Выбрать главу

— Я засмеялся, и сказал, что за тысячу долларов его не купишь. В таком возрасте и с такой внешностью он хотел только быть желанным и обожаемым. И иметь классный секс так часто, как только возможно. А в 22 года это означает часто.

— Вскоре он присоединился к группе симпатичных парней — хотя и не таких симпатичных, как он — они смеялись, пили, и танцевали то, что тогда считалось танцами. Никто из них и взглядом не удостоил четверку мужчин среднего возраста, сидящих далеко от танцпола и пьющих вино. Возраста, в котором еще лет пять-десять отделяли их от того, чтобы наконец бросить пытаться выглядеть моложе, чем они есть. Почему бы ему смотреть на нас, если вокруг полно приятных мальчиков, жаждущих его внимания?

— И Фрэнк Даймонд сказал: «Он помрет в течение года. Посмотрим, насколько он тогда будет хорошеньким.» Только он не просто сказал это, а выплюнул. Как будто это был такой…я не знаю…странный утешительный приз.

Олли, который со времен глубочайшей скрытности дожил до дней, когда гомосексуальные браки легальны во многих шштатах, снова пожал худыми плечами. Как будто хотел сказать, что все это суета сует.

— Вот это был наш Мистер Вкусняшка, воплощение всего красивого и желанного и недостижимого. Я его не видел больше никогда до позапрошлой недели. Ни в «Хайпокетс», ни у Питера Пеппера, ни в «Высоком стакане», ни в одном другом клубе, где я бывал…хотя в клубах я бывал все реже и реже, когда началась эпоха Рейгана. К концу 80-х ходить в гей-клубы считалось дикостью. Как на маскарад в рассказе По о Красной Смерти. Знаешь, это как «Давайте, сбросьте оковы, выпейте еще шампанского и игнорируйте всех остальных как мошек». Это было не смешно, но не для тех, кому было 22, и кто считал, что его и пуля не возьмет.

— Тяжело было, наверное.

— Олли сделал свободной от трости рукой жест, говорящий comme ci, comme зa. «И да, и нет. Это было то, что завязавшие алкоголики называют жизнью в терминах жизни».
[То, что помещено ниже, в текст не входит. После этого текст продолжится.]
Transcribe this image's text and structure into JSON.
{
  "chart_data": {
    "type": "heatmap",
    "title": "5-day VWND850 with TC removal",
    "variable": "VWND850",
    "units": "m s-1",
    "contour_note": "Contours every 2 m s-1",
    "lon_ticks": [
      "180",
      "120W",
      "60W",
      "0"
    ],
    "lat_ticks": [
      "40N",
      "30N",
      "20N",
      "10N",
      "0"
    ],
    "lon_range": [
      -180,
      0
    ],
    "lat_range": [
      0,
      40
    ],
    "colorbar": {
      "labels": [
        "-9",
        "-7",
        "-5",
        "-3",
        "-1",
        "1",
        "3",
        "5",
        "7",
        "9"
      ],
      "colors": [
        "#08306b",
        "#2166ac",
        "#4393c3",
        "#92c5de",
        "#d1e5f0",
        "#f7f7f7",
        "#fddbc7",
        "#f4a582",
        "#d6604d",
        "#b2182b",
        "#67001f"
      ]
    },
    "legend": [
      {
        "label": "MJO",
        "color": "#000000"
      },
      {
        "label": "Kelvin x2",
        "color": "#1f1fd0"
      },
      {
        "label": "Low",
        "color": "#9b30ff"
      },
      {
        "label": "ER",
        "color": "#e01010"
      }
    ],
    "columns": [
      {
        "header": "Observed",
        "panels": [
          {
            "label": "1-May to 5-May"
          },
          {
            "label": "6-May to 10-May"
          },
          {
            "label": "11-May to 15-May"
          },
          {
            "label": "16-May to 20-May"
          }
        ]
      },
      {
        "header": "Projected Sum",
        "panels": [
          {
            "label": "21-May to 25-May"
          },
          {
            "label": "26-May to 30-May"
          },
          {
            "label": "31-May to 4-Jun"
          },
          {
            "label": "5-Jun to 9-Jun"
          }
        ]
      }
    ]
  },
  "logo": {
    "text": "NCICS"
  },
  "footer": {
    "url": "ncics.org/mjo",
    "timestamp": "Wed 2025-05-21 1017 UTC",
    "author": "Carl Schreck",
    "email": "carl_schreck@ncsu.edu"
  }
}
Дэйв подумал спустить всё на тормозах и понял, что не может. Подаренные часы вызывали ужас.

— Послушай дядю Дэйва, Олли. Коротко и ясно: ты не видел этого паренька. Ты видел кого-то, кто похож на него, но если Мистеру Вкусняшке тогда было 22, ему сегодня около пятидесяти. Если СПИД не подхватил, конечно. Это всего лишь твой мозг сыграл с тобой такую шутку.

— Мой старый мозг, — улыбаясь, сказал Олли. — Мой маразматический мозг.

— Я не говорю о маразме. У тебя его нет. Но твой мозг действительно старый.

— Без сомнения, но это был он. Он. В первый раз, когда я его увидел, он был на Мэриленд авеню, в футе от проезжей трассы. Несколько дней спустя он сидел на крыльце церкви и курил кретек. Два дня назад он был на скамейке позади приемного покоя. Все еще в синей майке и белых велосипедках. Движение должно было бы из-за него остановиться, но его никто не видел. Кроме меня, конечно.

Я не стану над ним подшучивать, — подумал Дэйв. — Он заслуживает большего.

— У тебя галлюцинации, старина.

Олли ничуть не волновался. «Сегодня он был в общем зале, смотрел телевизор вместе с ранними пташками. Я помахал ему, и он помахал мне». Усмешка, поначалу радостная и моложавая, сползла с лица Олли. «И он подмигнул мне».

— Белые велосипедные шорты? Синяя майка? Двадцать два, симпатичный? Я, конечно, натурал, но я бы заметил.

— Он здесь из-за меня, так что только я его вижу. ЧТД. — Он поднялся на ноги. — Пойдем обратно? Я уже созрел для чашки кофе.

Они прошли через дворик, поднимаясь по ступенькам так же осторожно, как спускались. Когда-то они жили в эпоху Рейгана. Сейчас настала эпоха Хрупких Бедер.

Когда они дошли до плиток перед дверями в общий зал, остановились перевести дух. Когда Дэйв отдышался, он сказал:

— Итак, что мы узнали сегодня, класс? Что смерть — это не скелет с косой на плече, скачущий на бледном коне, а горячий парнишка с танцпола с блестками на щеках.

— Думаю, все видят разные воплощения, — мягко сказал Олли. Если верить тому, что я читал, большинство людей у врат смерти видят своих матерей.